The consequences are not just avoidable deaths from heart attacks, suicides, and drug-induced homicides, but more to the point a close to North Korean level mass psychosis. Both patients and doctors report suicides, heart attacks, or other problems, but are told there is no scientific evidence to back up what they are saying, when in fact the science and their personal testimonies match precisely. Their heart attacks or suicide attempts are backed up by the clinical trial data, which shows an increased risk from the drug they are on. But they are told by regulators such as Bob Temple of FDA that while their stories are harrowing, the agency has to go by the science and the science does not show a risk.
The evidence of our own eyes
Freud led us to disbelieve the obvious and go by what experts told us stories about abuse meant. In an entirely comparable manner, we are now being told we cannot believe the evidence of our own eyes — that our experience is anecdotal. In fact 80% of the time, possibly more, when doctors report on adverse events they turn out to be right — from heart attacks to suicides to changed hair on oral contraceptives. The changed hair on oral contraceptives probably means that when hairdressers talk about side effects of treatment they are also likely to be right, and it’s patients rather than doctors who typically make the links to strange side effects from suicide to wetting the bed on a new drug.
The question is how do we treat this psychosis?
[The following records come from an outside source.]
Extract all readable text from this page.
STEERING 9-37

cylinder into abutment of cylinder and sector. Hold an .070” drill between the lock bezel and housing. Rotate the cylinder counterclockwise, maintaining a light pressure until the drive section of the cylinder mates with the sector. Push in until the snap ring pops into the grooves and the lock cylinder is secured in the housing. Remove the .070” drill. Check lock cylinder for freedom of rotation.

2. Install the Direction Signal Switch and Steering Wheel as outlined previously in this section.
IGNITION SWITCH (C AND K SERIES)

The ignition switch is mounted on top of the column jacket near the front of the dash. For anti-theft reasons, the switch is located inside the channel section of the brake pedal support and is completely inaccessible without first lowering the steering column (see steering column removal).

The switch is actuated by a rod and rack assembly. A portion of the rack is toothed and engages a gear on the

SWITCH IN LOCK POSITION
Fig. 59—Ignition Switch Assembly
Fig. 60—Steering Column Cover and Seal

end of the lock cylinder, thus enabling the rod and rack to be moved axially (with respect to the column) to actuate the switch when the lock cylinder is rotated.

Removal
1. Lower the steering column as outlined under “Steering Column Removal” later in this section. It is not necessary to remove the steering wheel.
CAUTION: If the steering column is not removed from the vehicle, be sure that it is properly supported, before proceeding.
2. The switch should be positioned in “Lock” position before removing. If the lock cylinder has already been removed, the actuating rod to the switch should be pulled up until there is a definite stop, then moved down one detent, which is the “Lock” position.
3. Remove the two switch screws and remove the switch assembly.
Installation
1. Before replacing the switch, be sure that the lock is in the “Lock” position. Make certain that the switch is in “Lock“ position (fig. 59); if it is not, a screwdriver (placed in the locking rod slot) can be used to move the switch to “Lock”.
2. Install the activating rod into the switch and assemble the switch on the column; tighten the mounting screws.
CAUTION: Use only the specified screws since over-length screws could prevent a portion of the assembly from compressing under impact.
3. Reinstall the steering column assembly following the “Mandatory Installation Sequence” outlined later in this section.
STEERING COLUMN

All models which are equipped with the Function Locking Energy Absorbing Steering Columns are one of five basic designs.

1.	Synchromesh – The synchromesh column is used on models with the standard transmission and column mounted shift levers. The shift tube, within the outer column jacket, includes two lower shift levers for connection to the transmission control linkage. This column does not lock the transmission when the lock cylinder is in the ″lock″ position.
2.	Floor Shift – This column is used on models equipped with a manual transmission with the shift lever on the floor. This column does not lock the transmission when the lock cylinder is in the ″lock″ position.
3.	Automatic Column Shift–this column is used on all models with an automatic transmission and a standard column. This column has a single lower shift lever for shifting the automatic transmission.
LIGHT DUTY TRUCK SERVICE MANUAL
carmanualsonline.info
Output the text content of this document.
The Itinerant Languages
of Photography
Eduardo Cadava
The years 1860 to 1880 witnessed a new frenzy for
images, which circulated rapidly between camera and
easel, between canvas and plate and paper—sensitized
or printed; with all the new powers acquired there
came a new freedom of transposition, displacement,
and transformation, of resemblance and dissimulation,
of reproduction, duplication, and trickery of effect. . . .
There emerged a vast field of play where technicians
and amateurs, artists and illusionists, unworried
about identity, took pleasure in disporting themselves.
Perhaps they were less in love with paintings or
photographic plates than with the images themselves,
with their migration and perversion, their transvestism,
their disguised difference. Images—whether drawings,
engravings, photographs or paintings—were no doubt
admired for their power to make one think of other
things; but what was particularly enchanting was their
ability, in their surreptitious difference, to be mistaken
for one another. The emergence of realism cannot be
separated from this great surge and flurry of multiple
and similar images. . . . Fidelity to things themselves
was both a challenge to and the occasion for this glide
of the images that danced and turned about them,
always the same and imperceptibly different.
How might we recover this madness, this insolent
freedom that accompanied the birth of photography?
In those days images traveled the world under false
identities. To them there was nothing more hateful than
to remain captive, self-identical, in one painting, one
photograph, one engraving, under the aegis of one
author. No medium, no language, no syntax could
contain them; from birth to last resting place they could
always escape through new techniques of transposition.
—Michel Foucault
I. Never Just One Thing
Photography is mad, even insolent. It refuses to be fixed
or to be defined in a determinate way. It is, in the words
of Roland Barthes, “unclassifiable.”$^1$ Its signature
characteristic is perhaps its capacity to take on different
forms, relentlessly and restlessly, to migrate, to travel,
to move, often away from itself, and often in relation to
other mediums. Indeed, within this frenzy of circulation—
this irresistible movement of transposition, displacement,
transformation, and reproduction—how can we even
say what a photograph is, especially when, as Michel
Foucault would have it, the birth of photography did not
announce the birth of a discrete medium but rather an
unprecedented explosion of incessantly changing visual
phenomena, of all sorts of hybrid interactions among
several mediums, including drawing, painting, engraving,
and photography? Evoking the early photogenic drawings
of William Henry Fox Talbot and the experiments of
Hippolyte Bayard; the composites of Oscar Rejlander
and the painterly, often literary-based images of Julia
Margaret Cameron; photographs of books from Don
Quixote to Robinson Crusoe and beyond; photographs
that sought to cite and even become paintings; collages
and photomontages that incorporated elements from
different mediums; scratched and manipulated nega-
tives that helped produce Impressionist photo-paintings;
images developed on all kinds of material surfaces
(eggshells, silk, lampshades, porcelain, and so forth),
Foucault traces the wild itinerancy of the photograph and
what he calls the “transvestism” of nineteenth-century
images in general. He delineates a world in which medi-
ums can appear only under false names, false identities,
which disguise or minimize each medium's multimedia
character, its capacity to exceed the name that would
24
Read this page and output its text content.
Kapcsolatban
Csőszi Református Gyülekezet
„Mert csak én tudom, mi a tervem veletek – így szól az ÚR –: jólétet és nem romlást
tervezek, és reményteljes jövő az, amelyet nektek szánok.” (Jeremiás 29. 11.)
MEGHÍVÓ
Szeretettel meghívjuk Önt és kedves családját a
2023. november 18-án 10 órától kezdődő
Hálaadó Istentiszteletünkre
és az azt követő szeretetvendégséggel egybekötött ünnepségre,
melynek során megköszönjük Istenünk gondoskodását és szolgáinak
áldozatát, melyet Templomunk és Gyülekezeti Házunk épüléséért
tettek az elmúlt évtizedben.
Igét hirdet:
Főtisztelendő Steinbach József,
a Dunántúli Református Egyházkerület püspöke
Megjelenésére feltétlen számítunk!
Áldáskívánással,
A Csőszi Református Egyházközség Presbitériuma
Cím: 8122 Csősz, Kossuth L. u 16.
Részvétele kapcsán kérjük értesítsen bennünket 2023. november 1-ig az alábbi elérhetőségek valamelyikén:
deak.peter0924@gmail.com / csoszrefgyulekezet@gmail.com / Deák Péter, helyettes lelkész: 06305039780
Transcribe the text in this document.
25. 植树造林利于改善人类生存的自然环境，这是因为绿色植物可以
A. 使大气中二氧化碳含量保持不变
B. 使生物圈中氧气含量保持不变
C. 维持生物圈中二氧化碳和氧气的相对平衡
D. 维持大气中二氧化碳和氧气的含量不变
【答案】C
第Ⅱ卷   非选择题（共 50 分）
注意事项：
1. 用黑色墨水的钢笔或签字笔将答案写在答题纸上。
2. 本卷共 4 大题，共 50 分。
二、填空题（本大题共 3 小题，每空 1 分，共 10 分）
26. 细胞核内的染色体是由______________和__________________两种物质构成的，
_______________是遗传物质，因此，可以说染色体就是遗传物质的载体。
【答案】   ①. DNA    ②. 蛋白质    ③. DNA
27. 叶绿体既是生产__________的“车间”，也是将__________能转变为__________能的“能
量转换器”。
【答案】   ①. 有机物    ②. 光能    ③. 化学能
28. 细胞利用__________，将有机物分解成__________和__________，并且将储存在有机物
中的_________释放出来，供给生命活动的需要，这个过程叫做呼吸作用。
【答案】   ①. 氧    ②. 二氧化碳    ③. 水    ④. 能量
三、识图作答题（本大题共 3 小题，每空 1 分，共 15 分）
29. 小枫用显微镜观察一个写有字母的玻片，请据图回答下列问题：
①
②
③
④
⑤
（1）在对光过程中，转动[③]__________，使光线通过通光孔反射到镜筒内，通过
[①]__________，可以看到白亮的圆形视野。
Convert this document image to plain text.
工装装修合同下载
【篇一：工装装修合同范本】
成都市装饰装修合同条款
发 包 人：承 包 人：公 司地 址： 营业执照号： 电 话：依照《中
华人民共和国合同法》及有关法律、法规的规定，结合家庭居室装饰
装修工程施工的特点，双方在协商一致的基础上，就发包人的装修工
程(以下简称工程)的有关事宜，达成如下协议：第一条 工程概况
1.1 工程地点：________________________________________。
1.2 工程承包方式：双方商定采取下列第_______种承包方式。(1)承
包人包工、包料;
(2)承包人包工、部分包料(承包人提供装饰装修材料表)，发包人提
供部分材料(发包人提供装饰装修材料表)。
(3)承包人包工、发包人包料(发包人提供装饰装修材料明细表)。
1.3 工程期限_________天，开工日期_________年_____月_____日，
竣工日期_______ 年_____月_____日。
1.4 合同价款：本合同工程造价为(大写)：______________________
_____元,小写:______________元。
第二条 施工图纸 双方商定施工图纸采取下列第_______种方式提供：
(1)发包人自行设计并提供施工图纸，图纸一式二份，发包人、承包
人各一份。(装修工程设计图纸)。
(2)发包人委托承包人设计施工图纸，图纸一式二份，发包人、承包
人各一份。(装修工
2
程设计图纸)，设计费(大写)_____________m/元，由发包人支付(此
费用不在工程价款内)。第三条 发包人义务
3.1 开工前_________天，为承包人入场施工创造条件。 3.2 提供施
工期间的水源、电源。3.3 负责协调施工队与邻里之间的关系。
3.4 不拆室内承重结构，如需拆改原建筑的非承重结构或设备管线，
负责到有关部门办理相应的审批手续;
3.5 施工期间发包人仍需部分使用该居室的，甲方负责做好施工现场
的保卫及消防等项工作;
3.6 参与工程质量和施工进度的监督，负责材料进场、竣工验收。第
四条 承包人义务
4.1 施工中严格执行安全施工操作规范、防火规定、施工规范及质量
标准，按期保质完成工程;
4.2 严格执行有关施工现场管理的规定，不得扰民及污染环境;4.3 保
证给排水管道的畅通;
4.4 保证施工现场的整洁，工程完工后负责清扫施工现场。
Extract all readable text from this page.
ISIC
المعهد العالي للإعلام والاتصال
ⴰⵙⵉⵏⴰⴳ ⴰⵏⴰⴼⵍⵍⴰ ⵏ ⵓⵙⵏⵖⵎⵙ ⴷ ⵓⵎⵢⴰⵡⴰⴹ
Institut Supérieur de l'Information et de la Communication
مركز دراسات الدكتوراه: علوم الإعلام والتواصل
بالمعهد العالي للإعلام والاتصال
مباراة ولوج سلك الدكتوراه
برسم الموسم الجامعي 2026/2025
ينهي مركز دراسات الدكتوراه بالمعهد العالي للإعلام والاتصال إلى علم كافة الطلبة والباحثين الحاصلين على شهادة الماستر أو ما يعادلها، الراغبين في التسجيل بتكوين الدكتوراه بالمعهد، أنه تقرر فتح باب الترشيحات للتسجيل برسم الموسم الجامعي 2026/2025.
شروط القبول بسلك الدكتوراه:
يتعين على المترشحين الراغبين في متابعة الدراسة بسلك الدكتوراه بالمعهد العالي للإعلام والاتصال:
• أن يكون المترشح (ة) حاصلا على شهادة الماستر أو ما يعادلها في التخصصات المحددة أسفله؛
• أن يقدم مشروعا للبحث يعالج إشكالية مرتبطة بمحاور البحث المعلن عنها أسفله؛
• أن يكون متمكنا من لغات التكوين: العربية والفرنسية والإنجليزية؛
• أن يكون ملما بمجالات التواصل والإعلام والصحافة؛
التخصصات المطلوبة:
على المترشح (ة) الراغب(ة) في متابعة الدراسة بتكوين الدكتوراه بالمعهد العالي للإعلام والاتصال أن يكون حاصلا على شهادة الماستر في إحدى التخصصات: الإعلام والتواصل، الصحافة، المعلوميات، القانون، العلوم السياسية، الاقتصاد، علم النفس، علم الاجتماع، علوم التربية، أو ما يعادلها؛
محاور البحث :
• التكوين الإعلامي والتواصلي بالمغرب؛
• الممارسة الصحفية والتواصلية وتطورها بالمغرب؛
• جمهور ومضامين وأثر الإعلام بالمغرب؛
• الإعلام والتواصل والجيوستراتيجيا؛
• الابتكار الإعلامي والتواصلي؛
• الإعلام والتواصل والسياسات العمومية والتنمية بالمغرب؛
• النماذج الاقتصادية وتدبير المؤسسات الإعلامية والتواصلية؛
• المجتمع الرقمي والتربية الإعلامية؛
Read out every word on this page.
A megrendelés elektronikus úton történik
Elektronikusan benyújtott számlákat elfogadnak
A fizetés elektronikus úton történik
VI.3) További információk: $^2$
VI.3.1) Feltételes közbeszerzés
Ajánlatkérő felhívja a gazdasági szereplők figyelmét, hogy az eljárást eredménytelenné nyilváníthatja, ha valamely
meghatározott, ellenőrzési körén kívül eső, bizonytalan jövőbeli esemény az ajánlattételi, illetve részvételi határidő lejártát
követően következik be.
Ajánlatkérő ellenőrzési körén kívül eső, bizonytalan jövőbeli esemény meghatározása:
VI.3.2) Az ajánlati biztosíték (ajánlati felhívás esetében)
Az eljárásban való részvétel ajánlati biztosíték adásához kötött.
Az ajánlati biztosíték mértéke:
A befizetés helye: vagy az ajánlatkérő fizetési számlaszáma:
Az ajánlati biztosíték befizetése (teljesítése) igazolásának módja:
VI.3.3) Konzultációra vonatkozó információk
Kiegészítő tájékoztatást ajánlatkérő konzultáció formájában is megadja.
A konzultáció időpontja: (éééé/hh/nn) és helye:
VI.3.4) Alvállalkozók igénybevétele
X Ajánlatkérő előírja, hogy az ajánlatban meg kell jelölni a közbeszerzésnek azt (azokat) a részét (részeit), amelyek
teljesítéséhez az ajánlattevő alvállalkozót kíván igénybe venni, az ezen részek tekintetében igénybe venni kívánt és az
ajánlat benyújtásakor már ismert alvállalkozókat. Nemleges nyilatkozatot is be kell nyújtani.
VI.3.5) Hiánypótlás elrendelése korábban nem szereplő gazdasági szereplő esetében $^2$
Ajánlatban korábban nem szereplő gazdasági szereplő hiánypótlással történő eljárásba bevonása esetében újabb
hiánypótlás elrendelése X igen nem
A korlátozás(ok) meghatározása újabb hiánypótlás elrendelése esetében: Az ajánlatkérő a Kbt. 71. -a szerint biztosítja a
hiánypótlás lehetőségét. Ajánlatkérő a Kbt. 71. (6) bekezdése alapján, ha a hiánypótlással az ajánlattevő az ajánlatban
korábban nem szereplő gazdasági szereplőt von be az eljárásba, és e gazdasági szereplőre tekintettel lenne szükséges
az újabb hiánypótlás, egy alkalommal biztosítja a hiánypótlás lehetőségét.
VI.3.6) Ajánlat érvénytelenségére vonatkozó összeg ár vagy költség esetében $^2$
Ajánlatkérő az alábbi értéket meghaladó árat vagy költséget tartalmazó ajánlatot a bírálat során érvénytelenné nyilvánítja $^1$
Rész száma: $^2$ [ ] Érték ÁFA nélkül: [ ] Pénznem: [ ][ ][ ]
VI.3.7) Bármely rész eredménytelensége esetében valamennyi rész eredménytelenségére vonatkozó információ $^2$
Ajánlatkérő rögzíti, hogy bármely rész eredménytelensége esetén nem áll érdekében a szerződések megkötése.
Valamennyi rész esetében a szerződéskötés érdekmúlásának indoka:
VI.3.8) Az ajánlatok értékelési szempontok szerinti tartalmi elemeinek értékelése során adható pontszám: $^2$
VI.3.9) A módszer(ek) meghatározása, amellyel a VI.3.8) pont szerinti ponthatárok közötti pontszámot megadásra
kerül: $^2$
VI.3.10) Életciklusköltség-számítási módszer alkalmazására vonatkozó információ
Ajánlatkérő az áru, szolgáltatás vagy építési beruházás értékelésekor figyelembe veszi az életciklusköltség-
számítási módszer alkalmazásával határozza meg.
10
This does not seem to be a time to desert science but rather to embrace it. But it is a time to recognize that words come before numbers.
Doubt is our product
It may also be a time for humanists and post-modernists to come into their own. They have spent decades trying to deconstruct science but never did the job as well as drug companies now do. Holding out for statistical significance until you concede that a drug might have caused something is the ultimate manifestation of the Doubt is our Product strategy pioneered by the tobacco companies. And Doubt is our Product is the perfect caricature of post-modernism.